Switching LLM providers¶
Every architecture in this library is provider-agnostic. The same Reflection class works against Nebius Llama, OpenAI GPT-4o, Anthropic Claude, Groq, Ollama, Together, Fireworks, Mistral, or Google Gemini — you change one config setting.
The get_llm() factory¶
from agentic_architectures import get_llm
# Use whatever's in .env / settings
llm = get_llm()
# Override per-call
llm = get_llm(provider="openai", model="gpt-4o-mini", temperature=0.4)
llm = get_llm(provider="anthropic", model="claude-haiku-4-5-20251001")
llm = get_llm(provider="ollama", model="llama3.3:70b")
Pass the returned LLM into any architecture:
Provider compatibility matrix¶
| Provider | Extra to install | Env var | Notes |
|---|---|---|---|
| Nebius (default) | [nebius] |
NEBIUS_API_KEY |
Llama-3.3-70B + Qwen3-Thinking. Cheapest for the included demos. |
| OpenAI | [openai] |
OPENAI_API_KEY |
All architectures work. Highest quality for reasoning architectures. |
| Anthropic | [anthropic] |
ANTHROPIC_API_KEY |
Strong on long context. Required for true Computer-Use (nb 34) production. |
| Groq | [groq] |
GROQ_API_KEY |
Fast inference; good for high-volume Self-Consistency (nb 21). |
| Ollama | [ollama] |
— | Fully local; no API key. Tool calling depends on model — Llama-3.3 instruct works. |
| Together | [together] |
TOGETHER_API_KEY |
Wide model catalogue. |
| Fireworks | [fireworks] |
FIREWORKS_API_KEY |
Function-calling first-class. |
| Mistral | [mistral] |
MISTRAL_API_KEY |
EU-hosted option. |
[google] |
GOOGLE_API_KEY |
Gemini-2.x via Generative AI API. |
Environment configuration¶
Settings load from .env at the repo root. Minimum:
# .env
LLM_PROVIDER=nebius
LLM_MODEL=meta-llama/Llama-3.3-70B-Instruct
LLM_TEMPERATURE=0.2
NEBIUS_API_KEY=sk-...
TAVILY_API_KEY=tvly-...
LANGSMITH_API_KEY=ls-... # optional, for tracing
LANGSMITH_PROJECT=all-agentic-architectures
To switch globally, change LLM_PROVIDER + the corresponding key. No code changes needed.

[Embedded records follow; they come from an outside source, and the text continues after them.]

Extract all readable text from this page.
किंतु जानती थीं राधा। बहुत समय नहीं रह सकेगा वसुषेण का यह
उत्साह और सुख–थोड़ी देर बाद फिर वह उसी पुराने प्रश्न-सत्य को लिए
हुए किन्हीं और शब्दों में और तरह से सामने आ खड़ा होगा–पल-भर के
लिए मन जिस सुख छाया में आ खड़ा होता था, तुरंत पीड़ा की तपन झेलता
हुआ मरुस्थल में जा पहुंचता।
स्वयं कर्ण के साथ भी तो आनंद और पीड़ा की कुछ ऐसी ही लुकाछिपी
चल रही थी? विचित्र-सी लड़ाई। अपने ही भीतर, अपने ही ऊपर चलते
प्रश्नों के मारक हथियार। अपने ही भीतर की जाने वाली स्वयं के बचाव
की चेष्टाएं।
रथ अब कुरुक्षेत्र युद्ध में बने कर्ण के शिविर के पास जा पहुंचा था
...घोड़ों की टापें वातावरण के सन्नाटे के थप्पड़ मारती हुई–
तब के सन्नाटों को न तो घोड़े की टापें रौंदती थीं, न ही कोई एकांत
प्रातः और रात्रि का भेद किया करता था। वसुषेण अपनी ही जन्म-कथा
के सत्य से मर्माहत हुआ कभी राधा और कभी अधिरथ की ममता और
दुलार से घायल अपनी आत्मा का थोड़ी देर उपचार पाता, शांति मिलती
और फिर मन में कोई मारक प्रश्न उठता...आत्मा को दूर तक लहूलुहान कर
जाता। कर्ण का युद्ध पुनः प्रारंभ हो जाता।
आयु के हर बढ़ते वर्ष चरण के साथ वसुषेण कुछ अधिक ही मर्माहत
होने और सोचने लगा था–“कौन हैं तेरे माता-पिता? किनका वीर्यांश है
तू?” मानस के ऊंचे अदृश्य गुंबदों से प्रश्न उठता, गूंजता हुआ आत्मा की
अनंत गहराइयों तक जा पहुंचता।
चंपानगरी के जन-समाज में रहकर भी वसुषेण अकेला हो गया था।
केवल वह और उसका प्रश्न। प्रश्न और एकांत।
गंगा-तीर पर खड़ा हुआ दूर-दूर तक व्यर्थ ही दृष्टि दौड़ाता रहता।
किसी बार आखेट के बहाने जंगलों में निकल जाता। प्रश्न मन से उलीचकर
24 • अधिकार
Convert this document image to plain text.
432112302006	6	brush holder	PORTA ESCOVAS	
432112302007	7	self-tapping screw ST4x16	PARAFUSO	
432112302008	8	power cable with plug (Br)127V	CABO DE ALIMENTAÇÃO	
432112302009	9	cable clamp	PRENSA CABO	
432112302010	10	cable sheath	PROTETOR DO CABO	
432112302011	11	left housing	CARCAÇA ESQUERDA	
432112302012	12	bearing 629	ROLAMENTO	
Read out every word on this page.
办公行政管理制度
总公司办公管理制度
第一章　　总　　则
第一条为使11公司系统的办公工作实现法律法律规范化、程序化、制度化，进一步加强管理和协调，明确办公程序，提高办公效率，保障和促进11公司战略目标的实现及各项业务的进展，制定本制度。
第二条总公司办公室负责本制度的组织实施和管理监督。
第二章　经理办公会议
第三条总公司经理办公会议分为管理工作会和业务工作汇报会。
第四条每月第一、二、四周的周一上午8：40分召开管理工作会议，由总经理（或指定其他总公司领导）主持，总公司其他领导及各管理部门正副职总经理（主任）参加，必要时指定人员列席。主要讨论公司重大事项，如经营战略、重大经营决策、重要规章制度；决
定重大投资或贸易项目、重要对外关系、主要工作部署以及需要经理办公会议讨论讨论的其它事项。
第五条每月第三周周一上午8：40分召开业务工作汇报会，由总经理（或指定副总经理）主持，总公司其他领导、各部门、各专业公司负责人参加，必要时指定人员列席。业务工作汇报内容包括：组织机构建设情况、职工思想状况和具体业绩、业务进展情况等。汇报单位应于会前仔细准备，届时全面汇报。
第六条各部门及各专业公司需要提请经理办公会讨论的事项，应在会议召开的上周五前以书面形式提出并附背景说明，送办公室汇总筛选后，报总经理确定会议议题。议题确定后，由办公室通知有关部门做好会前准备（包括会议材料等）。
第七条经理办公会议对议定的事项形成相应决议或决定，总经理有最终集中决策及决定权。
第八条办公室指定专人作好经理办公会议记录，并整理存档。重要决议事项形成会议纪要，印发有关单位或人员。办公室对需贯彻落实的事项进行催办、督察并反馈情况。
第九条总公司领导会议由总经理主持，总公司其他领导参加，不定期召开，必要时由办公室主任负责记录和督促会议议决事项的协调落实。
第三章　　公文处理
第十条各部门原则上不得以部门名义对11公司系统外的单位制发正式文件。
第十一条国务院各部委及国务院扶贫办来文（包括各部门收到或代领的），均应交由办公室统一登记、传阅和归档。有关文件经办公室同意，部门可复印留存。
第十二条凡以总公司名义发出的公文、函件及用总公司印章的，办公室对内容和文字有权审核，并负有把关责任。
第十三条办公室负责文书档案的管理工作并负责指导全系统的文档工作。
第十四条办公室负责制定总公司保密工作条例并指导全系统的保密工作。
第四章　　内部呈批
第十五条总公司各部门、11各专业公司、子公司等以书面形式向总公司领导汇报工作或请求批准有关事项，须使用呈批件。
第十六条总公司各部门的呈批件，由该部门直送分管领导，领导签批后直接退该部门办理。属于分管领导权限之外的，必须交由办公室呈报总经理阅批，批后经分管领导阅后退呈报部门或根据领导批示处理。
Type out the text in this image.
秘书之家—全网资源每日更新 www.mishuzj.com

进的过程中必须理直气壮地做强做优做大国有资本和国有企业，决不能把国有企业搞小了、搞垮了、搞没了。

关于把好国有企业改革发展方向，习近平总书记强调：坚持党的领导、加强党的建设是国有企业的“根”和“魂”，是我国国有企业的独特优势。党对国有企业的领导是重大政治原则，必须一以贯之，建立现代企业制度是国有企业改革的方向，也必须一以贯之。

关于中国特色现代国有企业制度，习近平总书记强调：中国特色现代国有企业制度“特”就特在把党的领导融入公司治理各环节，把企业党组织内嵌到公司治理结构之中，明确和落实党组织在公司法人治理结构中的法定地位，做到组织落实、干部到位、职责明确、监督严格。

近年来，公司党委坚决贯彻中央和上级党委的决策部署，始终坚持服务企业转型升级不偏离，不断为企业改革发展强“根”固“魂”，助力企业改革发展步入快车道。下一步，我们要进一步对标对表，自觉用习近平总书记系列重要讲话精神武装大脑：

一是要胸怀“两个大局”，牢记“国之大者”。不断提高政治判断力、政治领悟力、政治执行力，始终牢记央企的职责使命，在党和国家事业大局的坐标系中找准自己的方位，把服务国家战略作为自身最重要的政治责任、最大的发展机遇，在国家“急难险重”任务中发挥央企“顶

When you'd override per-architecture¶
Reasoning architectures (nb 19, 20, 21, 22) default to Qwen3-Thinking for higher quality on multi-step structured reasoning. If you want them on a cheaper model:
from agentic_architectures.architectures import LATS
arch = LATS(llm=get_llm(model="meta-llama/Llama-3.3-70B-Instruct"))
Or the opposite — force a single architecture onto a stronger model:
from agentic_architectures.architectures import ChainOfVerification
arch = ChainOfVerification(llm=get_llm(provider="openai", model="gpt-4o"))
Capability matrix¶
| Feature | Required for | Providers known good |
|---|---|---|
with_structured_output(Schema) |
nb 04, 06, 09, 10, 13, 15, 17-35 | All listed above |
bind_tools([...]) |
nb 02, 03, 05, 11 | All except some Ollama tool-uncapable models |
bind(temperature=...) per-call override |
nb 21 Self-Consistency | All |
If an architecture fails on a provider, the failure is usually a missing capability — see the notebook's §10 "Try other providers" cell for graceful-skip patterns.